Vendredi, l’équipe d’Emmaüs de Chalon a eu la visite de Patrick Atohoun, président d’Emmaüs International depuis 2016. Une visite qui « réconcilie » avec l’humanité. Avec résilience.

Pourquoi êtes-vous aujourd’hui à Chalon ?

« Je suis ici pour rappeler à tous les bénévoles, compagnons et amis d’Emmaüs, qu’il y a 50 ans, le 24 mai 1969, à Berne, en Suisse, fut signé le manifeste universel du mouvement Emmaüs. L’abbé Pierre était un grand voyageur. Il est allé sur tous les continents et a compris que la misère était universelle et que les hommes devaient se regrouper à travers le monde pour faire face et lutter contre toutes les formes de précarités, partout. Et que nous devons aussi dénoncer l’injustice et la pauvreté. »

Qu’entendez-vous par « dénoncer » ?

« Le mouvement Emmaüs est laïc : pour tous, croyants ou non croyants, notre commune conviction est que seul l’amour peut nous lier et nous faire avancer ensemble. Pour Emmaüs, dénoncer signifie prouver aux décideurs économiques ou politiques, par l’exemplarité, la transparence et la justice. Trois axes font l’objet de notre attention : la justice sociale et environnementale, l’économie éthique et solidaire, la paix et la liberté de circulation, notamment celle des migrants. »

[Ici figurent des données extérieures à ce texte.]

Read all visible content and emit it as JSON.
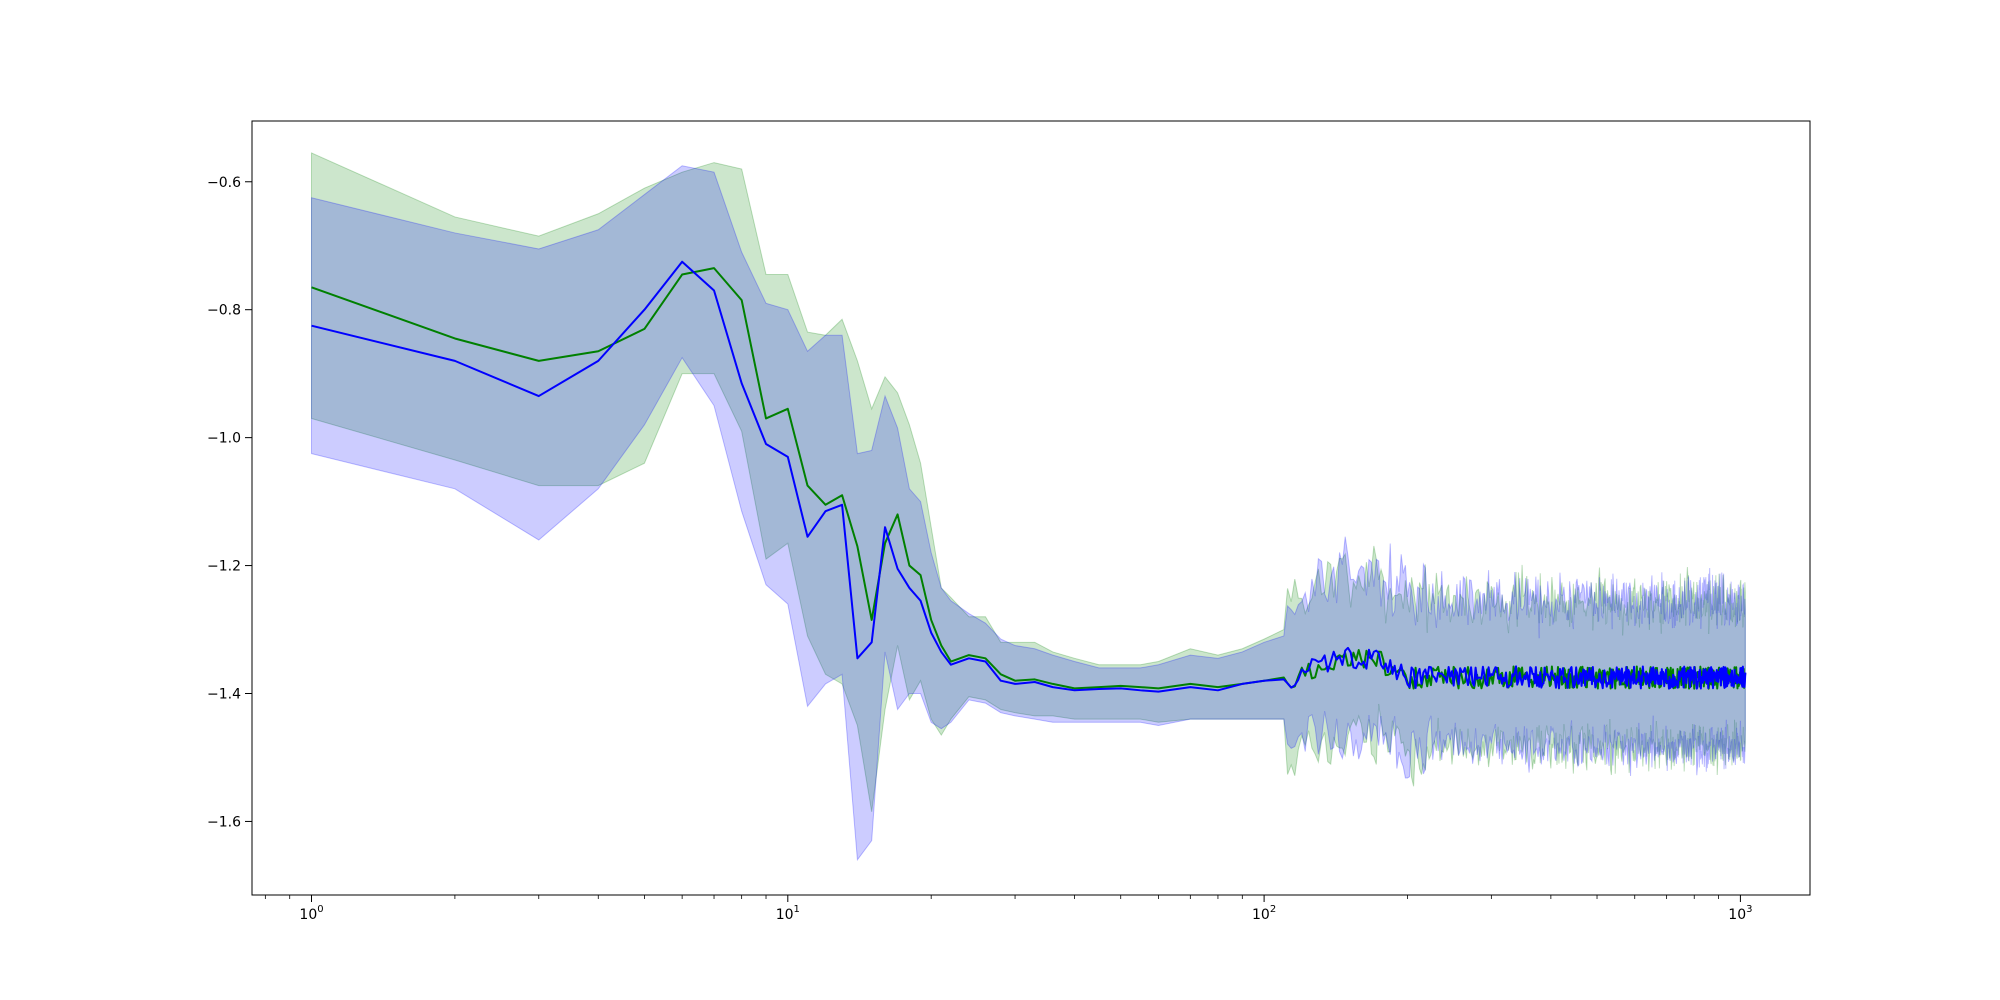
{
  "chart_data": {
    "type": "line",
    "title": "",
    "xlabel": "",
    "ylabel": "",
    "xscale": "log",
    "xlim": [
      0.75,
      1400
    ],
    "ylim": [
      -1.715,
      -0.505
    ],
    "grid": false,
    "legend": "none",
    "x_ticks": [
      {
        "value": 1,
        "base": "10",
        "exp": "0"
      },
      {
        "value": 10,
        "base": "10",
        "exp": "1"
      },
      {
        "value": 100,
        "base": "10",
        "exp": "2"
      },
      {
        "value": 1000,
        "base": "10",
        "exp": "3"
      }
    ],
    "y_ticks": [
      {
        "value": -0.6,
        "label": "−0.6"
      },
      {
        "value": -0.8,
        "label": "−0.8"
      },
      {
        "value": -1.0,
        "label": "−1.0"
      },
      {
        "value": -1.2,
        "label": "−1.2"
      },
      {
        "value": -1.4,
        "label": "−1.4"
      },
      {
        "value": -1.6,
        "label": "−1.6"
      }
    ],
    "series": [
      {
        "color": "#008000",
        "band_color": "#008000",
        "band_opacity": 0.2,
        "tail_seed": 7,
        "x": [
          1,
          2,
          3,
          4,
          5,
          6,
          7,
          8,
          9,
          10,
          11,
          12,
          13,
          14,
          15,
          16,
          17,
          18,
          19,
          20,
          21,
          22,
          24,
          26,
          28,
          30,
          33,
          36,
          40,
          45,
          50,
          55,
          60,
          70,
          80,
          90,
          100,
          110
        ],
        "y": [
          -0.765,
          -0.845,
          -0.88,
          -0.865,
          -0.83,
          -0.745,
          -0.735,
          -0.785,
          -0.97,
          -0.955,
          -1.075,
          -1.105,
          -1.09,
          -1.17,
          -1.285,
          -1.165,
          -1.12,
          -1.2,
          -1.215,
          -1.285,
          -1.325,
          -1.35,
          -1.34,
          -1.345,
          -1.37,
          -1.38,
          -1.378,
          -1.385,
          -1.392,
          -1.39,
          -1.388,
          -1.39,
          -1.392,
          -1.385,
          -1.39,
          -1.385,
          -1.38,
          -1.375
        ],
        "upper": [
          -0.555,
          -0.655,
          -0.685,
          -0.65,
          -0.61,
          -0.585,
          -0.57,
          -0.58,
          -0.745,
          -0.745,
          -0.835,
          -0.84,
          -0.815,
          -0.88,
          -0.955,
          -0.905,
          -0.93,
          -0.98,
          -1.04,
          -1.14,
          -1.235,
          -1.25,
          -1.28,
          -1.28,
          -1.32,
          -1.32,
          -1.32,
          -1.335,
          -1.345,
          -1.355,
          -1.355,
          -1.355,
          -1.35,
          -1.33,
          -1.34,
          -1.33,
          -1.315,
          -1.3
        ],
        "lower": [
          -0.97,
          -1.035,
          -1.075,
          -1.075,
          -1.04,
          -0.9,
          -0.9,
          -0.99,
          -1.19,
          -1.165,
          -1.31,
          -1.37,
          -1.385,
          -1.45,
          -1.585,
          -1.425,
          -1.325,
          -1.41,
          -1.38,
          -1.44,
          -1.465,
          -1.44,
          -1.405,
          -1.41,
          -1.425,
          -1.43,
          -1.435,
          -1.435,
          -1.44,
          -1.44,
          -1.44,
          -1.44,
          -1.445,
          -1.44,
          -1.44,
          -1.44,
          -1.44,
          -1.44
        ]
      },
      {
        "color": "#0000ff",
        "band_color": "#0000ff",
        "band_opacity": 0.2,
        "tail_seed": 13,
        "x": [
          1,
          2,
          3,
          4,
          5,
          6,
          7,
          8,
          9,
          10,
          11,
          12,
          13,
          14,
          15,
          16,
          17,
          18,
          19,
          20,
          21,
          22,
          24,
          26,
          28,
          30,
          33,
          36,
          40,
          45,
          50,
          55,
          60,
          70,
          80,
          90,
          100,
          110
        ],
        "y": [
          -0.825,
          -0.88,
          -0.935,
          -0.88,
          -0.8,
          -0.725,
          -0.77,
          -0.915,
          -1.01,
          -1.03,
          -1.155,
          -1.115,
          -1.105,
          -1.345,
          -1.32,
          -1.14,
          -1.205,
          -1.235,
          -1.255,
          -1.305,
          -1.335,
          -1.355,
          -1.345,
          -1.35,
          -1.38,
          -1.385,
          -1.382,
          -1.39,
          -1.395,
          -1.393,
          -1.392,
          -1.395,
          -1.397,
          -1.39,
          -1.395,
          -1.385,
          -1.38,
          -1.378
        ],
        "upper": [
          -0.625,
          -0.68,
          -0.705,
          -0.675,
          -0.62,
          -0.575,
          -0.585,
          -0.71,
          -0.79,
          -0.8,
          -0.865,
          -0.84,
          -0.84,
          -1.025,
          -1.02,
          -0.935,
          -0.985,
          -1.08,
          -1.1,
          -1.18,
          -1.235,
          -1.255,
          -1.275,
          -1.29,
          -1.315,
          -1.325,
          -1.33,
          -1.34,
          -1.35,
          -1.36,
          -1.36,
          -1.36,
          -1.355,
          -1.34,
          -1.345,
          -1.335,
          -1.32,
          -1.31
        ],
        "lower": [
          -1.025,
          -1.08,
          -1.16,
          -1.08,
          -0.98,
          -0.875,
          -0.95,
          -1.115,
          -1.23,
          -1.26,
          -1.42,
          -1.385,
          -1.37,
          -1.66,
          -1.63,
          -1.335,
          -1.425,
          -1.4,
          -1.4,
          -1.445,
          -1.455,
          -1.445,
          -1.41,
          -1.415,
          -1.43,
          -1.435,
          -1.44,
          -1.445,
          -1.445,
          -1.445,
          -1.445,
          -1.445,
          -1.45,
          -1.44,
          -1.44,
          -1.44,
          -1.44,
          -1.44
        ]
      }
    ]
  }
}
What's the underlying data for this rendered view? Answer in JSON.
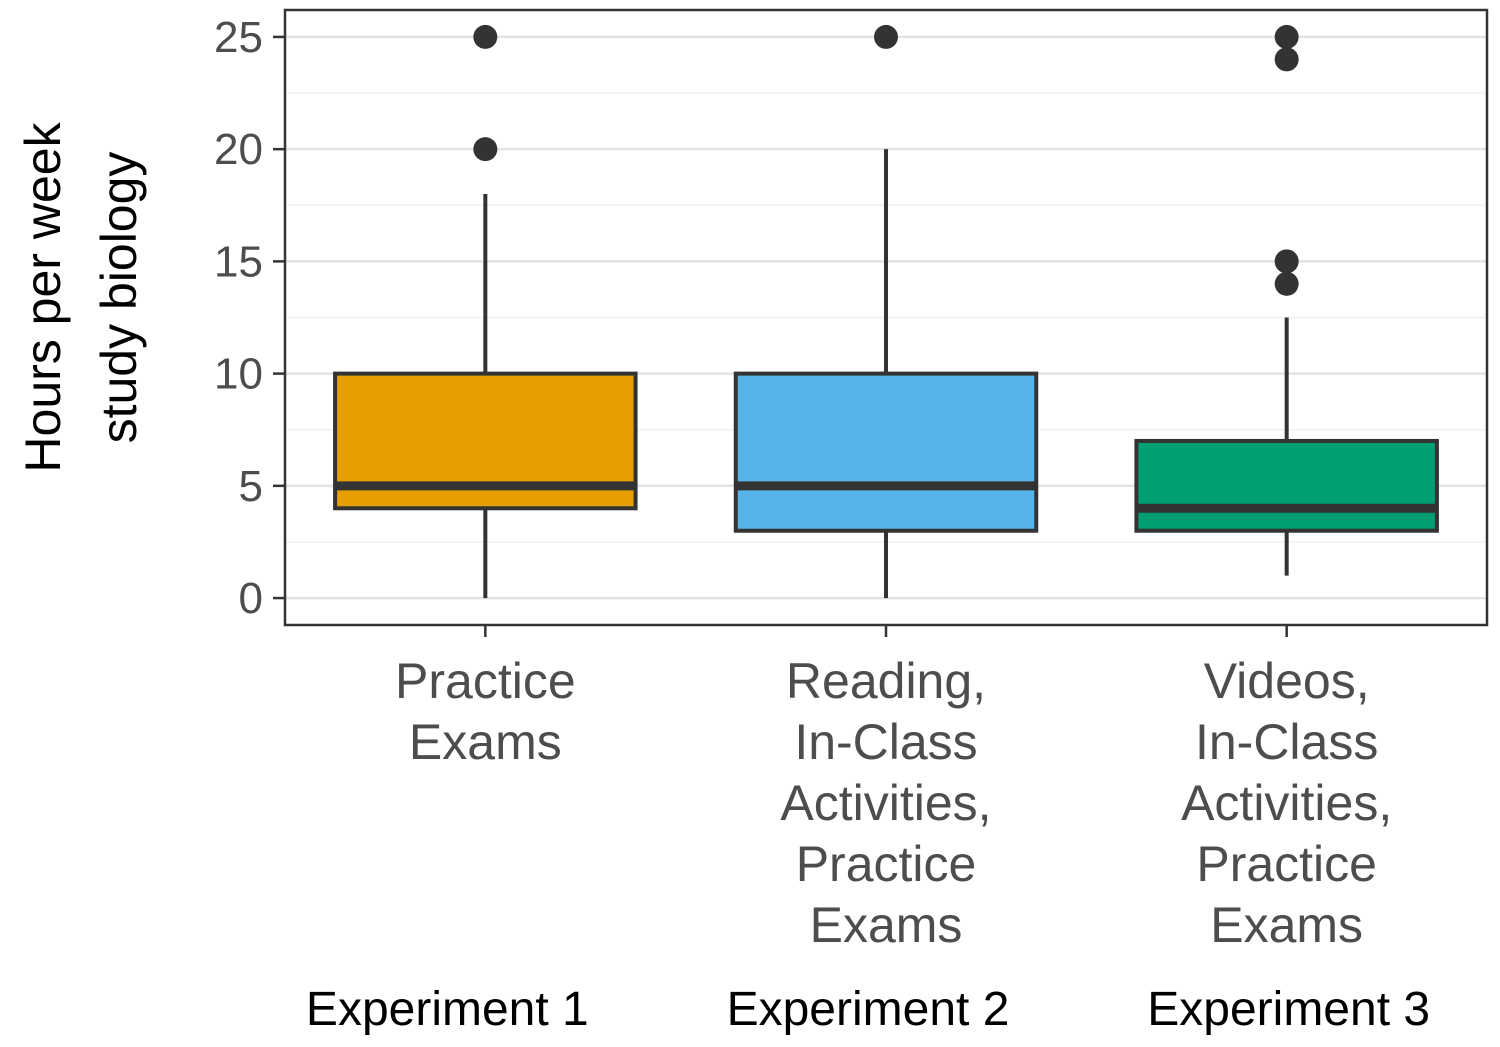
{
  "chart_data": {
    "type": "box",
    "title": "",
    "ylabel": [
      "Hours per week",
      "study biology"
    ],
    "xlabel": "",
    "ylim": [
      -1.2,
      26.2
    ],
    "yticks": [
      0,
      5,
      10,
      15,
      20,
      25
    ],
    "grid": true,
    "categories": [
      {
        "label": [
          "Practice",
          "Exams"
        ],
        "group": "Experiment 1",
        "color": "#E69F00",
        "whisker_low": 0,
        "q1": 4,
        "median": 5,
        "q3": 10,
        "whisker_high": 18,
        "outliers": [
          20,
          25
        ]
      },
      {
        "label": [
          "Reading,",
          "In-Class",
          "Activities,",
          "Practice",
          "Exams"
        ],
        "group": "Experiment 2",
        "color": "#56B4E9",
        "whisker_low": 0,
        "q1": 3,
        "median": 5,
        "q3": 10,
        "whisker_high": 20,
        "outliers": [
          25
        ]
      },
      {
        "label": [
          "Videos,",
          "In-Class",
          "Activities,",
          "Practice",
          "Exams"
        ],
        "group": "Experiment 3",
        "color": "#009E73",
        "whisker_low": 1,
        "q1": 3,
        "median": 4,
        "q3": 7,
        "whisker_high": 12.5,
        "outliers": [
          14,
          15,
          24,
          25
        ]
      }
    ]
  }
}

Concrètement, comment agir ?

« Il y a 350 groupes Emmaüs à travers le monde qui œuvrent dans les domaines de l’agroalimentaire, la santé, l’éducation, la famille, l’enfance et d’autres groupes qui partagent nos valeurs nous rejoignent. Nous sortons plusieurs milliers de personnes de situations précaires à travers le monde. Certains de nos projets sont repris par des collectivités. Les valeurs que nous partageons portent leurs fruits : ça marche, c’est possible de faire autrement. C’est possible de faire en sorte que l’économique ne l’emporte pas sur l’humain et le serve plutôt qu’il l’asserve. »

Propos recueillis par Jean-Marc MAZUE

Patrick Atohoun en bref :

Patrick Atohoun, Béninois de 59 ans, a été élu en 2016 président d’Emmaüs International. Il a œuvré près de 30 ans au sein d’Emmaüs International. Né le 11 février 1960 à Porto Novo, le Béninois a joui d’une enfance paisible à Cotonou avec ses parents instituteurs. Mais il a été confronté à la grande pauvreté dès l’âge de 20 ans : les longs trajets à vélo ou à dos d’âne, l’absence de manuels scolaires, d’infrastructures pour soigner les malades. Lors de son élection, Patrick Atohoun a reçu la canne de l’abbé Pierre, symbole d’appui et d’humilité.